The Bible not infrequently uses the analogy of appropriate or inappropriate clothing as an indicator of the state of our relationship with God. Perhaps the most widely known example is the wearing of sackcloth and ashes as an appropriate sign of being remorseful and repentant. On the other hand, in the New Testament, Jesus tells a parable about a man being excluded from a wedding banquet because he was inappropriately attired, lacking the requisite wedding garment. Then, later on, the Apostle Paul commands us to “put off the deeds of darkness and clothe ourselves with the Lord Jesus Christ” (Romans 13:14).
The Christian faith comes with the constant challenge to get rid of what is inappropriate in our lives, and to “put on Jesus”. This is equally applicable to the Church as Christ’s Body, as it is to the individual.

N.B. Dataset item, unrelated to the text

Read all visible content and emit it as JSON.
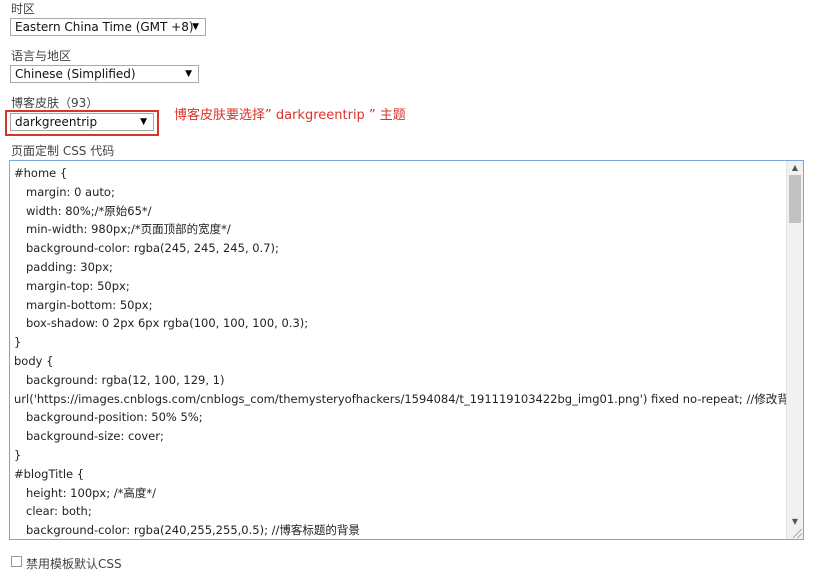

The Church has all too frequently worn the inappropriate apparel of theological bickering, archaic language and incomprehensible ritual rather than displaying a practical demonstration of how to live out true Christianity.

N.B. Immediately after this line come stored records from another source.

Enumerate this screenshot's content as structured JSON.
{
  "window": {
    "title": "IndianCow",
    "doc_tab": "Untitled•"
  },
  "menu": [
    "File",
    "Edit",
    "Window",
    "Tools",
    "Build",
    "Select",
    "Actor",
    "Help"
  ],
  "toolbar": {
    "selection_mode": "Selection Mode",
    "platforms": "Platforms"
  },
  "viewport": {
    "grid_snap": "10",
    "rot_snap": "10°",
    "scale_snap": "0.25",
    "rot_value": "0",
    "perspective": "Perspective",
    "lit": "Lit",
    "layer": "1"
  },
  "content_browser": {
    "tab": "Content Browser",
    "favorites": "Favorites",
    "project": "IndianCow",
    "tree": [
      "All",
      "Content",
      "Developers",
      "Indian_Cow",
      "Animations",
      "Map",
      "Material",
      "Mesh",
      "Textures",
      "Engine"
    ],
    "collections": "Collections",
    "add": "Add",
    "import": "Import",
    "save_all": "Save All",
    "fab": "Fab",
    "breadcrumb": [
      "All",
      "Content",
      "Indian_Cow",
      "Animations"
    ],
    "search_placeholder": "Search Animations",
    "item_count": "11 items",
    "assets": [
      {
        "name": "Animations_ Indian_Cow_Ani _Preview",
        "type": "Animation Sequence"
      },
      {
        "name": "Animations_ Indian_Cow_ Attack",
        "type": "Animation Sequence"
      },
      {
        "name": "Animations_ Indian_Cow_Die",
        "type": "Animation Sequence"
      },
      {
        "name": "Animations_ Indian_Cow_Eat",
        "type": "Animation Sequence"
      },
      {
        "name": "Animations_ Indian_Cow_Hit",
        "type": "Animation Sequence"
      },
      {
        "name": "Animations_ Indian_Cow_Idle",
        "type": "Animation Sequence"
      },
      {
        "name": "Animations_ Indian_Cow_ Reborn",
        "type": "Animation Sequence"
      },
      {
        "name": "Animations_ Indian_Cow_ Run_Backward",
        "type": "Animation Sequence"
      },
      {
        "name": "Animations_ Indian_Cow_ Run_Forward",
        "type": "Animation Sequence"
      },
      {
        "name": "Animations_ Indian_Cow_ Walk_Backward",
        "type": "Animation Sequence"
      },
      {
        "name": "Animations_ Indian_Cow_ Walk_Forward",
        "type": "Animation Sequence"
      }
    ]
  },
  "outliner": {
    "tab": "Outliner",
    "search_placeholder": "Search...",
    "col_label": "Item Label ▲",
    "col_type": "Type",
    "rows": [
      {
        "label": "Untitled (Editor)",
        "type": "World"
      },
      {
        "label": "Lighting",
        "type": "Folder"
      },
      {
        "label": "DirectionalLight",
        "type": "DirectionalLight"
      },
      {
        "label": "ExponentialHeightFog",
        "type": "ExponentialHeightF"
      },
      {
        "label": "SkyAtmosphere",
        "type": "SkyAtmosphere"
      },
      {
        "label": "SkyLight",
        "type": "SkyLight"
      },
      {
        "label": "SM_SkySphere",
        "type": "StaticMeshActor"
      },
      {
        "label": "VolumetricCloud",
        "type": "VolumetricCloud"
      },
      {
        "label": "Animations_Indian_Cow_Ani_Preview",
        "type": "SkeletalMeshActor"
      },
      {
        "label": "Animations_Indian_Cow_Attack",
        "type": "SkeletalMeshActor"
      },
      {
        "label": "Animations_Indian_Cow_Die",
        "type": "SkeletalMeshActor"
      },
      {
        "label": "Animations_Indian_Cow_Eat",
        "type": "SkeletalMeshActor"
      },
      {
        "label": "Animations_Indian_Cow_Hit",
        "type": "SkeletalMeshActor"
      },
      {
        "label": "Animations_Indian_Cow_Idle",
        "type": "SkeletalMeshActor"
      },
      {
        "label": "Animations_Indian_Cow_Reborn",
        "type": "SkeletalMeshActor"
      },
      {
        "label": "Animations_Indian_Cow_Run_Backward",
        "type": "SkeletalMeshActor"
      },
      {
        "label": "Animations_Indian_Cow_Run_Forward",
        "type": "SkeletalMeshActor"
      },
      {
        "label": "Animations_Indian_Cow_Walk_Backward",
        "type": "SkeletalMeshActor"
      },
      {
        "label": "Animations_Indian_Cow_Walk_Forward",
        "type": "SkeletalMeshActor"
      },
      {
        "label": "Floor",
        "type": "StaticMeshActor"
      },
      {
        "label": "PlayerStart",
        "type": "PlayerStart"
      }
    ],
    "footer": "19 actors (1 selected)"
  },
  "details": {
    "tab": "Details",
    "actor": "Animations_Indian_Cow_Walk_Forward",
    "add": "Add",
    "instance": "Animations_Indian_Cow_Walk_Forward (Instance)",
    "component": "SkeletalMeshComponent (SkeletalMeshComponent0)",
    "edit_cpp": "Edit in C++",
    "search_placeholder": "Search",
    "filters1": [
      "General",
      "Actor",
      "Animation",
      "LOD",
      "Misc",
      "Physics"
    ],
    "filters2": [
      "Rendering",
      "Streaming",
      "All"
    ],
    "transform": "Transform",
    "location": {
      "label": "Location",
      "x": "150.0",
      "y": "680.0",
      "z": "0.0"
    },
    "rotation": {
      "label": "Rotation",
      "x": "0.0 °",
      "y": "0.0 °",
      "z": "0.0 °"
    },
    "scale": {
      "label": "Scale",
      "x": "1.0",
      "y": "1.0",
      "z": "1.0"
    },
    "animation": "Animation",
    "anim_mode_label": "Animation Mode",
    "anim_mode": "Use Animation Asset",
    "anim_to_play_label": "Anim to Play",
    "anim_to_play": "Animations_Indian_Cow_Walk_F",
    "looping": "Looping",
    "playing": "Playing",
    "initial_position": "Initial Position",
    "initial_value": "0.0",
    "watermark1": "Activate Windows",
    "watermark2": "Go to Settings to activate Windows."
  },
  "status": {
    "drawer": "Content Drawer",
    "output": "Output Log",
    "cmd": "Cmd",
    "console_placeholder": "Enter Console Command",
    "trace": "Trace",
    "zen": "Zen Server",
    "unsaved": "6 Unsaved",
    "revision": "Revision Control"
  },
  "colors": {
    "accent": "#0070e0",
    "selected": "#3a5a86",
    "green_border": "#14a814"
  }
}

The Bible passage read from Romans 12 by David Cameron at the Jubilee Thanksgiving Service at St Paul’s Cathedral stresses how the church needs to be a place where grace is epitomised in practical action and ministry. How encouraging, therefore, that so many churches up and down the nation took the opportunity afforded by the Queen’s Jubilee to host celebratory street parties for their local community. “Practise hospitality,” says the Apostle Paul in verse 13 of that chapter. Some of the local residents who flocked in to the party I attended at a church in Wales were amazed that it was free, without even a donation basket. One family had arrived, only to realise they had no cash on them, and were inquiring where the nearest cash machine was. It took several moments for them to grasp the fact that the meal, the bouncy castle, the face-painting and the puppets were all provided at no cost. And then, at the end, they departed with a free souvenir Jubilee edition of the New Testament.

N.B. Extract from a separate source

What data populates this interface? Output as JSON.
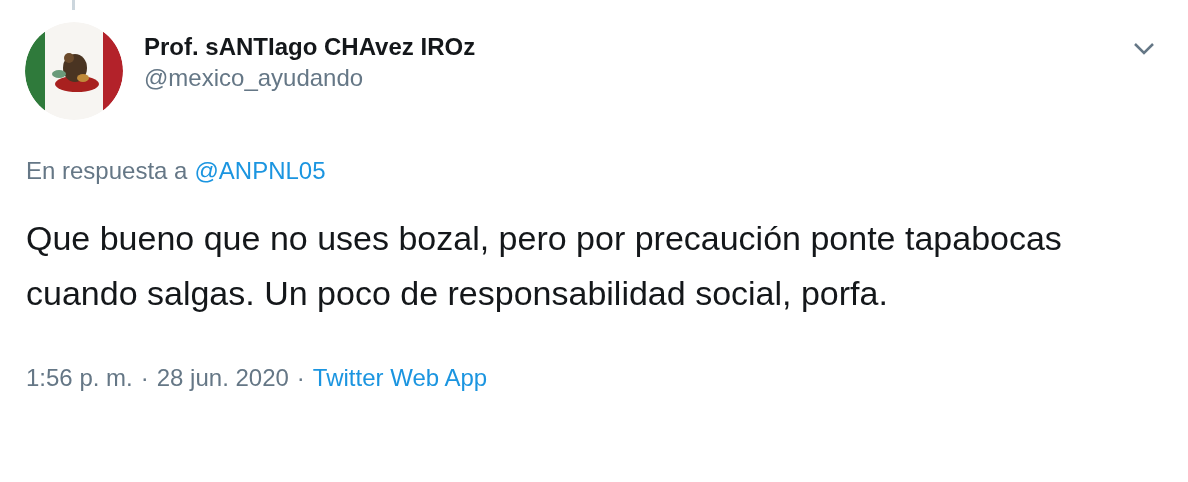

The announcement a few days ago that 655,000 of these commemorative Diamond Jubilee New Testaments were ordered by churches and individuals is a cause for huge rejoicing. National events such as this offer wonderful opportunities for the Church to build bridges with the community. It is essential that the Church recognises the evangelistic scope that exists in embracing the significant days in society’s calendar. Remembrance Sunday, Father’s Day, Mothering Sunday and many other such occasions and traditions have enormous potential, which in the past many churches have neglected. But evangelism aside, the Church is simply called to portray the character of Christ by having the sensitivity and compassion to “rejoice with those who rejoice, mourn with those who mourn” (verse 15) whenever such occasions occur.
Given Britain’s current spiritual climate, now is surely the time to change the Church’s “dress code” – to “put on” Jesus, and ‘flesh out’ his love and grace in everyday living. It’s said that when a foreign student was once asked to name his favourite translation of the Bible, he replied “My mother’s”. His friend inquired, “Is that a translation into English?” “No”, he replied, “It’s a translation into action”. That’s the dress code that the Church needs to adopt, so that we avoid the perils of spiritual hypothermia!
Tony Ward is a Bible teacher and evangelist who was ordained in Zimbabwe. He currently lives and ministers in Bristol.